Rotation of spherical microobjects in the hyper-geometric beams

We numerically calculate forces acting upon a spherical microobject in a new family of laser beams. When propagated in homogeneous space, these beams retain their structure up to scale. It is numerically shown that when the mode’s azimuth number remains unchanged, while the radial number changes severalfold, the force exerted upon the microbead of diameter less than the width of the mode’s bright diffraction ring changes in nearly the same proportion. Experimental results on the rotation of the spherical microobject in the hypergeometric beam are presented.

Circular beams

A very general beam solution of the paraxial wave equation in circular cylindrical coordinates is presented. We call such a field a circular beam (CiB). The complex amplitude of the CiB is described by either the Whittaker functions or the confluent hypergeometric functions and is characterized by three parameters that are complex in the most general situation. The propagation through complex ABCD optical systems and the conditions for square integrability are studied in detail. Special cases of the CiB are the standard, elegant, and generalized Laguerre-Gauss beams; Bessel-Gauss beams; hypergeometric beams; hypergeometric-Gaussian beams; fractional-order elegant Laguerre-Gauss beams; quadratic Bessel-Gauss beams; and optical vortex beams.
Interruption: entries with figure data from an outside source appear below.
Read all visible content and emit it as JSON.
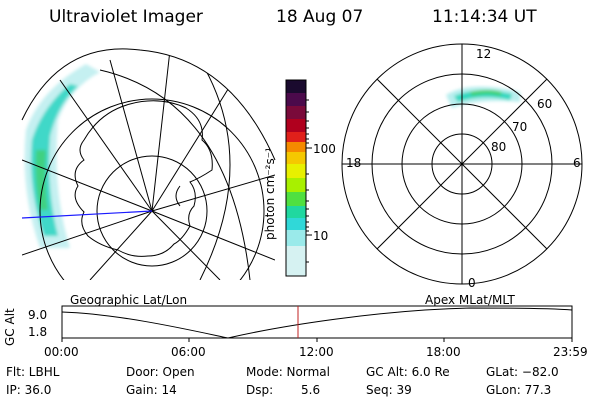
{
  "header": {
    "instrument": "Ultraviolet Imager",
    "date": "18 Aug 07",
    "time": "11:14:34 UT"
  },
  "colorbar": {
    "unit_label": "photon cm⁻²s⁻¹",
    "ticks": [
      "100",
      "10"
    ],
    "colors": [
      "#1a0a2e",
      "#4b0a4b",
      "#7a0a3a",
      "#a0001e",
      "#d0001a",
      "#f04010",
      "#f58a00",
      "#f5c800",
      "#e8f000",
      "#a8f000",
      "#50e040",
      "#20d8a0",
      "#30d8d8",
      "#9aeaea",
      "#d0f0f0"
    ]
  },
  "geographic_map": {
    "label": "Geographic Lat/Lon"
  },
  "polar_plot": {
    "label": "Apex MLat/MLT",
    "mlt_labels": [
      "12",
      "18",
      "6",
      "0"
    ],
    "mlat_labels": [
      "60",
      "70",
      "80"
    ]
  },
  "altitude_plot": {
    "ylabel": "GC Alt",
    "yticks": [
      "9.0",
      "1.8"
    ],
    "xticks": [
      "00:00",
      "06:00",
      "12:00",
      "18:00",
      "23:59"
    ]
  },
  "info": {
    "flt": "Flt: LBHL",
    "ip": "IP: 36.0",
    "door": "Door: Open",
    "gain": "Gain: 14",
    "mode": "Mode: Normal",
    "dsp_label": "Dsp:",
    "dsp_value": "5.6",
    "gcalt": "GC Alt: 6.0 Re",
    "seq": "Seq: 39",
    "glat": "GLat: −82.0",
    "glon": "GLon: 77.3"
  }
}
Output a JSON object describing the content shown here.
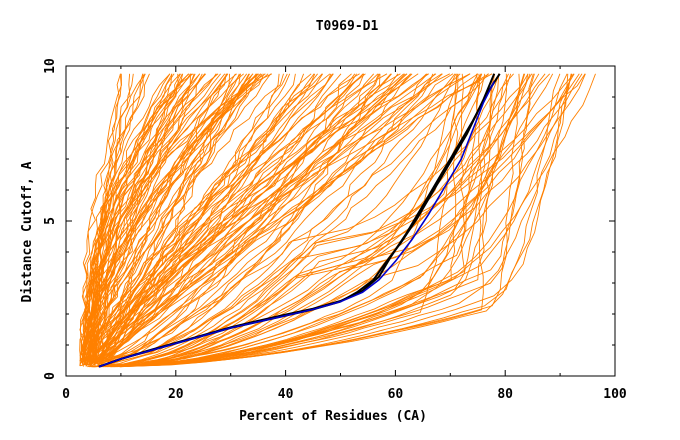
{
  "chart_data": {
    "type": "line",
    "title": "T0969-D1",
    "xlabel": "Percent of Residues (CA)",
    "ylabel": "Distance Cutoff, A",
    "xlim": [
      0,
      100
    ],
    "ylim": [
      0,
      10
    ],
    "x_ticks": [
      0,
      20,
      40,
      60,
      80,
      100
    ],
    "y_ticks": [
      0,
      5,
      10
    ],
    "x_tick_labels": [
      "0",
      "20",
      "40",
      "60",
      "80",
      "100"
    ],
    "y_tick_labels": [
      "0",
      "5",
      "10"
    ],
    "y_max_plotted": 9.75,
    "grid": false,
    "colors": {
      "background_models": "#ff8000",
      "highlight_black": "#000000",
      "highlight_blue": "#0000cc"
    },
    "series_families": [
      {
        "name": "steep-left-group",
        "count": 55,
        "start": [
          3,
          0.3
        ],
        "mid": [
          8,
          6
        ],
        "end": [
          25,
          9.75
        ],
        "color": "#ff8000"
      },
      {
        "name": "central-fan-group",
        "count": 75,
        "start": [
          3,
          0.3
        ],
        "mid": [
          35,
          4.5
        ],
        "end": [
          70,
          9.75
        ],
        "color": "#ff8000"
      },
      {
        "name": "right-shallow-group",
        "count": 45,
        "start": [
          5,
          0.3
        ],
        "mid": [
          60,
          3.5
        ],
        "end": [
          97,
          9.75
        ],
        "color": "#ff8000"
      }
    ],
    "series": [
      {
        "name": "highlight-black-1",
        "color": "#000000",
        "points": [
          [
            6,
            0.3
          ],
          [
            10,
            0.55
          ],
          [
            15,
            0.8
          ],
          [
            20,
            1.05
          ],
          [
            25,
            1.3
          ],
          [
            30,
            1.55
          ],
          [
            35,
            1.75
          ],
          [
            40,
            1.95
          ],
          [
            45,
            2.15
          ],
          [
            50,
            2.4
          ],
          [
            53,
            2.7
          ],
          [
            56,
            3.1
          ],
          [
            58,
            3.6
          ],
          [
            61,
            4.3
          ],
          [
            64,
            5.1
          ],
          [
            67,
            6.0
          ],
          [
            70,
            6.9
          ],
          [
            73,
            7.8
          ],
          [
            76,
            8.9
          ],
          [
            78,
            9.75
          ]
        ]
      },
      {
        "name": "highlight-black-2",
        "color": "#000000",
        "points": [
          [
            6,
            0.3
          ],
          [
            10,
            0.55
          ],
          [
            15,
            0.82
          ],
          [
            20,
            1.07
          ],
          [
            25,
            1.32
          ],
          [
            30,
            1.57
          ],
          [
            35,
            1.78
          ],
          [
            40,
            1.98
          ],
          [
            45,
            2.17
          ],
          [
            50,
            2.42
          ],
          [
            54,
            2.75
          ],
          [
            57,
            3.2
          ],
          [
            59,
            3.8
          ],
          [
            62,
            4.6
          ],
          [
            65,
            5.5
          ],
          [
            68,
            6.4
          ],
          [
            71,
            7.3
          ],
          [
            74,
            8.2
          ],
          [
            77,
            9.2
          ],
          [
            79,
            9.75
          ]
        ]
      },
      {
        "name": "highlight-blue",
        "color": "#0000cc",
        "points": [
          [
            6,
            0.3
          ],
          [
            10,
            0.55
          ],
          [
            15,
            0.8
          ],
          [
            20,
            1.05
          ],
          [
            25,
            1.3
          ],
          [
            30,
            1.55
          ],
          [
            35,
            1.75
          ],
          [
            40,
            1.95
          ],
          [
            45,
            2.15
          ],
          [
            50,
            2.4
          ],
          [
            54,
            2.7
          ],
          [
            57,
            3.1
          ],
          [
            60,
            3.7
          ],
          [
            63,
            4.4
          ],
          [
            66,
            5.2
          ],
          [
            69,
            6.1
          ],
          [
            72,
            7.0
          ],
          [
            74,
            7.9
          ],
          [
            76,
            8.8
          ],
          [
            78,
            9.5
          ]
        ]
      }
    ]
  }
}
Family of hypergeometric laser beams

We discuss a three-parameter family of paraxial coherent light fields that originate from a complex amplitude composed of the following four cofactors: the Gaussian beam, a logarithmic axicon, a spiral phase plate (angular harmonic), and an amplitude power function with a possible singularity at the origin of coordinates. For such types of beams, the near-field complex amplitude is proportional to the degenerate hypergeometric function, prompting the beams' name--hypergeometric (HyG) beams. When the Gaussian beam is replaced by a plane wave, the above beams change to generalized HyG modes that preserve their structure up to scale upon propagation. The intensity profile of the HyG beams is similar to that of the Bessel modes, forming a set of alternating bright and dark rings. However, the thickness of the rings of the HyG beams decreases with increasing ring number.